Riga (AFP) - Iraq's Sunnis must be given a greater role in the political process of the war-torn country in order to prevent the possible rise of organisations even more extreme than the Islamic State (IS), an Iraqi tribal leader told AFP on Wednesday.
"There is no doubt we must remove and defeat IS. But the absence of any political solution or national reconciliation will pave the way for more radical groups to emerge –- some possibly even more radical than IS," Sheikh Jamal al-Dhari, a leader of the mixed Sunni and Shiite al-Zoba tribe, said in an interview.
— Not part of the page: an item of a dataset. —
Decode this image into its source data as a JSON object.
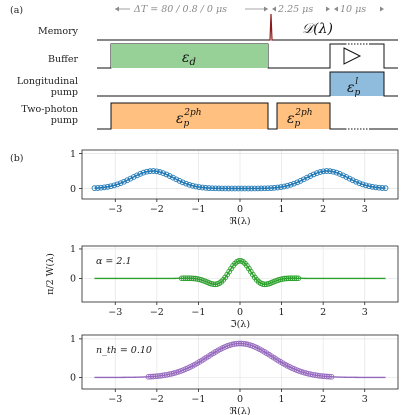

The 50-year-old has set up Peace Ambassadors For Iraq (PAFI), an organisation aimed at overcoming his country's bloody sectarian divide between the Sunni minority and politically-dominant Shiite majority.
Al-Dhari says he launched PAFI last year in the Latvian capital Riga to coincide with Latvia's stint as rotating president of the European Union and so forge contacts with Western diplomats.
"Sunnis are caught between the brutality of IS and the violence of Tehran-backed (Shiite) terror groups.
"At the same time, the (Shiite-led) Baghdad government has disenfranchised Sunnis from joining a full political process.
"So, it's not about drawing Sunnis away from IS; it's about creating a climate that brings Sunnis back into a reformed political process."
Al-Dhari has proposed a five-point national reconciliation plan.
It would put an end to job quotas for Sunnis and Shiites, boost anti-corruption efforts and investment in a non-sectarian army, fully review the Iraqi constitution and finally, launch a national reconciliation process overseen by the United Nations.
According to PAFI, the al-Zoba tribe comprises both the Sunni and Shiite sects of Islam, and with around six million members is among the largest in Iraq, a country of 33.4 million people.
Born in Baghdad's Abu Grahib district, the sheikh says he fought in the elite Republican Guard during the Iran-Iraq war, but was jailed in 1987 after being accused of disloyalty to the Ba'athist regime of then Iraqi dictator Saddam Hussein, himself a Sunni.